Bid to convert former police station into a thriving centre for arts and community activities

May 10, 2019

A charity formed by leading figures in Bristol’s arts community has launched a bid to buy a former police station and transform it into an artists’ and community hub.

Bricks has been formed in response to the critical need for spaces for artists and community activities for the benefit of the local area. 

The initiative brings together artists, social enterprises and community members to reimagine what Trinity Road Police Station in Old Market could become, pictured in a CGI created by architects NOMA.

It also sets out a new, sustainable financial model to support artists and the wider community in one of the most deprived areas of the city.

The charity is calling on people and organisations to pledge their support and share ideas via its new website.

Avon and Somerset Police previously announced Trinity Road Police Station would be put up for sale this year, with the police continuing to have a presence on the site.

Ideas for the building developed through consultation with artists, community members and community organisations include a community nursery, cafe, garden area, community meeting and workshop spaces, a bike workshop, exhibition and event spaces, affordable artist studios and accommodation for artists, as well as an outdoor market and office space for creatives and social enterprises. 

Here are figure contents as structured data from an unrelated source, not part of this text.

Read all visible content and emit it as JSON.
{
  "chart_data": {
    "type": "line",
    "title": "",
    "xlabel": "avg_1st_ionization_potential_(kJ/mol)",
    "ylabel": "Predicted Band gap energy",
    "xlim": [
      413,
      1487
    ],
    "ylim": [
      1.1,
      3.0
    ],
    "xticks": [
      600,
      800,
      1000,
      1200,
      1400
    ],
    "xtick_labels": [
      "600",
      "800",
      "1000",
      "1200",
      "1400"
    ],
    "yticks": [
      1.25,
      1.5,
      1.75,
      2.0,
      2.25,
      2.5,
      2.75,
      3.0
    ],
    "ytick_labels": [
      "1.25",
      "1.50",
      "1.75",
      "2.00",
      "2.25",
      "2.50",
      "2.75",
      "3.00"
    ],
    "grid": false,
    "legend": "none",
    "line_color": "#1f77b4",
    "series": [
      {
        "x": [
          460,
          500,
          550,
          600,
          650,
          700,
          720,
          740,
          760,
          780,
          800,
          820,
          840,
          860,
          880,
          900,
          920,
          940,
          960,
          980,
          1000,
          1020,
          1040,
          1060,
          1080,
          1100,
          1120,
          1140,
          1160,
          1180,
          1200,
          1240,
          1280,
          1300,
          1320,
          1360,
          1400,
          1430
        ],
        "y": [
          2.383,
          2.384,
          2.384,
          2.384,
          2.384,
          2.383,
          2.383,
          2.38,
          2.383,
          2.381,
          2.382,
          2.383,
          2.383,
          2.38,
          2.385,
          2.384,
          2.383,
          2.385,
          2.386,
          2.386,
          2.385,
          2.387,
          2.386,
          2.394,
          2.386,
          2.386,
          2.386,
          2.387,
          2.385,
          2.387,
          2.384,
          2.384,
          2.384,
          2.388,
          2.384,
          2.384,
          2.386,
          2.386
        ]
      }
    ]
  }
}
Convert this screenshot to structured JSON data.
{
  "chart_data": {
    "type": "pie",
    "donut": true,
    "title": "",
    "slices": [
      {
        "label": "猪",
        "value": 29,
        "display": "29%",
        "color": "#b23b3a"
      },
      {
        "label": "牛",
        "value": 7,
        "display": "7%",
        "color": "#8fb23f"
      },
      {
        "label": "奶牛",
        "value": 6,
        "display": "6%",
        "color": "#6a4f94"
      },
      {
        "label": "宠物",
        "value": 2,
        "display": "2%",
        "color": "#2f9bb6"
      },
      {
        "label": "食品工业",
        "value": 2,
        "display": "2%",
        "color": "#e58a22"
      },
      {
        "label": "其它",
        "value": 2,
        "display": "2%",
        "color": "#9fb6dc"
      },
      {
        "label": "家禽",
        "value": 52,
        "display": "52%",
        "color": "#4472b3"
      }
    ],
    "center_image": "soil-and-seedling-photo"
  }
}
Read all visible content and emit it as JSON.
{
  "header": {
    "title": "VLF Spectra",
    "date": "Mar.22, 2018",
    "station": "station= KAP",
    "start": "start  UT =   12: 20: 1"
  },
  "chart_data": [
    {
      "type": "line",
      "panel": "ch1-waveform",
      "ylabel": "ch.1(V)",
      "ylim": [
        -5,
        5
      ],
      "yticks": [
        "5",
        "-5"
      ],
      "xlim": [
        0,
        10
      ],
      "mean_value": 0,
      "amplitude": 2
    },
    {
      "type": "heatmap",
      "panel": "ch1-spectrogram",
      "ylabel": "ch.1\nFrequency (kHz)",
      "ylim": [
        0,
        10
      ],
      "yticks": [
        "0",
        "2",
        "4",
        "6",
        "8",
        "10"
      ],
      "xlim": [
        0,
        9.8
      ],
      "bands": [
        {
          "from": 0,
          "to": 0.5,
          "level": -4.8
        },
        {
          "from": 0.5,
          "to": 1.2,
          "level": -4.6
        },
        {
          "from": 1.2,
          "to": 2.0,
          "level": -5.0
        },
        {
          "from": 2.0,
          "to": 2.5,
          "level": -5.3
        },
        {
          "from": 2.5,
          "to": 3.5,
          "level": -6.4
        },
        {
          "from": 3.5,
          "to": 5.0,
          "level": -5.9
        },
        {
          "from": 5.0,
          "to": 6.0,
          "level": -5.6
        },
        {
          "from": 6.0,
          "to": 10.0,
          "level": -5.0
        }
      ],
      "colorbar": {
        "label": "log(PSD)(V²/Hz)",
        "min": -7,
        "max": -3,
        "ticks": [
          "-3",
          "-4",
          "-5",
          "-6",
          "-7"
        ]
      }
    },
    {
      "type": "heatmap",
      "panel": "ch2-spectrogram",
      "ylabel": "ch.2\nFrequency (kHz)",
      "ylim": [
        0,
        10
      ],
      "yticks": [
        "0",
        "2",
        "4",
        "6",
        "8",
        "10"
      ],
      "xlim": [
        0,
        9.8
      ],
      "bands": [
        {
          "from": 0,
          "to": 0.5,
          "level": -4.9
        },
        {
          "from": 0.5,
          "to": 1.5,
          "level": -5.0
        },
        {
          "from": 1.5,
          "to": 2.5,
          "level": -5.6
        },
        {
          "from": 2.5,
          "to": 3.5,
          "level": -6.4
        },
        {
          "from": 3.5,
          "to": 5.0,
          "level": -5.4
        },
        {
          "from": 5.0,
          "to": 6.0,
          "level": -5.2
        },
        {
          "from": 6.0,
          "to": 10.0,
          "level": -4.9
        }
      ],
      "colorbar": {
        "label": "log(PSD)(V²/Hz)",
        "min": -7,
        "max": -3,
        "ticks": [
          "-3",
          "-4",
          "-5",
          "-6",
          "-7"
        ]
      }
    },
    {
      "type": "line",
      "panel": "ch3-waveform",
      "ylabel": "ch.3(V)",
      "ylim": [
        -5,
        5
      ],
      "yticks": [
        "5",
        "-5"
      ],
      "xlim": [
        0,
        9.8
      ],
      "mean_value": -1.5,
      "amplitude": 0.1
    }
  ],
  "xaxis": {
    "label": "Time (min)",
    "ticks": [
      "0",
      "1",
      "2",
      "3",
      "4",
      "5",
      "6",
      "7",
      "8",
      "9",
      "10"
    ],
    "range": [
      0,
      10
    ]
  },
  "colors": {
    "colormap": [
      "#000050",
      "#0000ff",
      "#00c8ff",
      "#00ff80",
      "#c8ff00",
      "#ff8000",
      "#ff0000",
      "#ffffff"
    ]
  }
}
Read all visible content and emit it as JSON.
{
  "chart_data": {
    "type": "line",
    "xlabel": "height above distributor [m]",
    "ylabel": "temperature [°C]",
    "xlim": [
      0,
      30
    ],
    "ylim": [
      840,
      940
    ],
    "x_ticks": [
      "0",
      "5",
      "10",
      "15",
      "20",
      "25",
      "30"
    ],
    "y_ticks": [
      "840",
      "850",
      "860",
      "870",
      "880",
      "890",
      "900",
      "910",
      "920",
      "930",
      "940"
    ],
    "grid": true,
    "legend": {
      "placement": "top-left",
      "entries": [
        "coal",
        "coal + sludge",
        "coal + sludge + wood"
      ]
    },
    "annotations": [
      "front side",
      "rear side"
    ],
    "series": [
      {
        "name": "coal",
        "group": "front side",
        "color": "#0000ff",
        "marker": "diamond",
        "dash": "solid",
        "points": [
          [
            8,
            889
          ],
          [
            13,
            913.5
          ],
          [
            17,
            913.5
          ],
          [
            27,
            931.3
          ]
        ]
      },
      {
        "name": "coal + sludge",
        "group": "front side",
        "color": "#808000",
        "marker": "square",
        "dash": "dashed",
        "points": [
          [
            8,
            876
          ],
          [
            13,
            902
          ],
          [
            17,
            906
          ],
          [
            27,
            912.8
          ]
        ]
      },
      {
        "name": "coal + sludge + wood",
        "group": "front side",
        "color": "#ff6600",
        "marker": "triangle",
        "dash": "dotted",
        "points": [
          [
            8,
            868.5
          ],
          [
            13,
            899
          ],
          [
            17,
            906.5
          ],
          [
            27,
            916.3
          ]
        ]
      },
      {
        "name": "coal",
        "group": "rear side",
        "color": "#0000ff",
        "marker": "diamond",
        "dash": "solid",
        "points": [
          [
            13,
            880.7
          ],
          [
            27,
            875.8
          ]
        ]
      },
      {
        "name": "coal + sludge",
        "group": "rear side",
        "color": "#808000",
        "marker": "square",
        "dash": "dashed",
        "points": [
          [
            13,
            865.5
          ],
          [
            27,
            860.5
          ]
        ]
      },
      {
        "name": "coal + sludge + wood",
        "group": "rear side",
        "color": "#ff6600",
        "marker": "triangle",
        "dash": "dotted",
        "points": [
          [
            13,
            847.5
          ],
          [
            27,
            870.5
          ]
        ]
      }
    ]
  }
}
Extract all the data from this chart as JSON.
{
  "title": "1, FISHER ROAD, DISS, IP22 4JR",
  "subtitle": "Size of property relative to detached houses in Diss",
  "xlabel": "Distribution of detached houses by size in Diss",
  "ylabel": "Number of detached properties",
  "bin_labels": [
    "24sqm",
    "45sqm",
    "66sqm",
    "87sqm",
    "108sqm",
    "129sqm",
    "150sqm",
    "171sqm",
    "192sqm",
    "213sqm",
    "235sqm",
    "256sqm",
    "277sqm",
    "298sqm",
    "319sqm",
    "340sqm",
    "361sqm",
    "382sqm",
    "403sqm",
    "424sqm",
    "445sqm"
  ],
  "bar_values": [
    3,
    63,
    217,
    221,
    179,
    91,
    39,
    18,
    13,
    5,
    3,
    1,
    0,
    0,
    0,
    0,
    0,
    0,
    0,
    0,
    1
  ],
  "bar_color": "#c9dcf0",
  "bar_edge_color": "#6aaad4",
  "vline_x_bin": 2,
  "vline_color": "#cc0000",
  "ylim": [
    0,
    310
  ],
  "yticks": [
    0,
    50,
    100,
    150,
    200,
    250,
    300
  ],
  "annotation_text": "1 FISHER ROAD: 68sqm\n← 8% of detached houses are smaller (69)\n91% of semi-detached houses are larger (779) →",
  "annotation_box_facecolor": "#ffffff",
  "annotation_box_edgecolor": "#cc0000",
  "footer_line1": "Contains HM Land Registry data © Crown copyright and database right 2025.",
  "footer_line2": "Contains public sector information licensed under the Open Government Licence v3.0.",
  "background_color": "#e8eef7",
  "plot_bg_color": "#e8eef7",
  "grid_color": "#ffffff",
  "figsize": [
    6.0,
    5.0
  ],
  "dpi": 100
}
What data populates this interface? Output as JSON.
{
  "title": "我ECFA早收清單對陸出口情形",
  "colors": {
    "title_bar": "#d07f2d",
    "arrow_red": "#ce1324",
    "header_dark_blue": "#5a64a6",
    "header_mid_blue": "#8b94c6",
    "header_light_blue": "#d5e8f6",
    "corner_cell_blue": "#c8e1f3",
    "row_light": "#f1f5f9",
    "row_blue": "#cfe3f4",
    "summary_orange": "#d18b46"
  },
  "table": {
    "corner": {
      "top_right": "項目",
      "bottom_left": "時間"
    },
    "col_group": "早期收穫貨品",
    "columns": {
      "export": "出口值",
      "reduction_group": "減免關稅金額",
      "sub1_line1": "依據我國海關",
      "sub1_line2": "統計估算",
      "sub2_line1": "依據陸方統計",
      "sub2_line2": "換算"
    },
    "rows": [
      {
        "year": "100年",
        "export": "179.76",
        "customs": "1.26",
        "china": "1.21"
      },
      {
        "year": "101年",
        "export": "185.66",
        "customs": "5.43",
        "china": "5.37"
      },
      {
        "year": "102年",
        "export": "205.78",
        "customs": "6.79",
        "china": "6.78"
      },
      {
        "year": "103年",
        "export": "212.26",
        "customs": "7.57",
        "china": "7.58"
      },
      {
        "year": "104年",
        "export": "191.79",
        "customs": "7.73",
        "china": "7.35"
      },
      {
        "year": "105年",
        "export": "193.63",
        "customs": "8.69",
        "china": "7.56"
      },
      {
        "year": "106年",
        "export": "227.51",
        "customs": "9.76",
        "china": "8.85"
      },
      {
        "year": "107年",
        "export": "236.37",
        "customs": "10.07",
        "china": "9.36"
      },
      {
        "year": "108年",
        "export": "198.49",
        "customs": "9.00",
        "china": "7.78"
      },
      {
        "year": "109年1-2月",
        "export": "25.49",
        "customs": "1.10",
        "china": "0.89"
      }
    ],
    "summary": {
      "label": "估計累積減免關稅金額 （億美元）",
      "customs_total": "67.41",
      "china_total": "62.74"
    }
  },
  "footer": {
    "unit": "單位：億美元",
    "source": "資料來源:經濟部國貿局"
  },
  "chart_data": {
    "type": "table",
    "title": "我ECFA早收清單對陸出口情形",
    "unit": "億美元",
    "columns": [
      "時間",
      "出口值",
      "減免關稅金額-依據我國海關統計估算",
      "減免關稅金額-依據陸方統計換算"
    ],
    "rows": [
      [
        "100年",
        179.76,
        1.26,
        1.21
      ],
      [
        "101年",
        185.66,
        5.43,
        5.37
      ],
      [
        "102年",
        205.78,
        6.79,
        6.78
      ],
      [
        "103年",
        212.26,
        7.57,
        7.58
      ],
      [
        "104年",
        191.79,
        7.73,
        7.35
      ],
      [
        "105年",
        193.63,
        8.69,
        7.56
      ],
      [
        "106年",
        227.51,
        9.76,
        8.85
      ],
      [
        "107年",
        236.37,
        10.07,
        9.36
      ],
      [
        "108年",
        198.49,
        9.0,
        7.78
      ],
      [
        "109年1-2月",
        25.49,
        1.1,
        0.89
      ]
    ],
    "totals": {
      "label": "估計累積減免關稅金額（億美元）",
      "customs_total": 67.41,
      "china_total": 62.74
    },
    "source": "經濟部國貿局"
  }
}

Bricks’ bid to buy the site was submitted to the Avon and Somerset Police and Crime Commissioner last week. It sets out a clear plan for the future of the site, the social value it would create and the partnerships it would deliver.

Bricks chair Kim Wide – who is also the CEO of Take a Part, leaders in socially-engaged arts practice – said: “This is an exciting opportunity for the artists and community to work from the very start together to create something that is meaningful and sustainable for everyone involved.

“It supports talent development, community cohesion, and placemaking in the local area, and an interdependent network of artists. So the centre will be an incredible shared asset. We need your support and to hear from you, as artists and residents, as we go on this journey to ensure that the space that is created is really for everyone.”

In 2017, Jack Gibbon from Antlers Gallery – now Bricks director – made the first step towards creating Bricks by securing a grant to research and develop a new non-profit, sustainable model to deliver spaces for artists.

At the start, it was about looking at how locally based artistic talent could be supported through providing project space, artist development programmes and studios – but Jack soon realised that by coming together with other social enterprises Bricks could generate social value for wider communities. 

He said: “When Trinity Road Police Station became available for purchase, it made obvious sense as the focus for a new type of arts and community space. The location could potentially join the dots in the visual arts ecology of Bristol, as well as supporting and connecting the local communities of Old Market, Newtown and St Judes.

“By coming together with other artists, social enterprises and community members, we are greater than the sum of our parts and can deliver a resilient, sustainable model for the future. As such, rent paid would go towards paying off the charity’s mortgage, rather than to an external organisation that has shareholders to serve. This model aims to keep the building for Bristol forever.”

Bricks is calling on the Bristol community to support its vision by visiting its website, joining the list of supporters and contributing ideas for the site on the Feedback page. Partnership discussions are already at an advanced stage with a number of organisations including Rising Arts Agency, Raised in Bristol, Bristol Bike Project, Up Our Street, Trinity Centre, and Rise Youth Dance.

Clare Reddington, CEO of Bristol’s pioneering Watershed media centre, has pledged her support for Bricks’ bid, saying: “We see Bricks as an important part of Bristol’s future arts ecology and look forward to collaborating with them in this exciting new space.”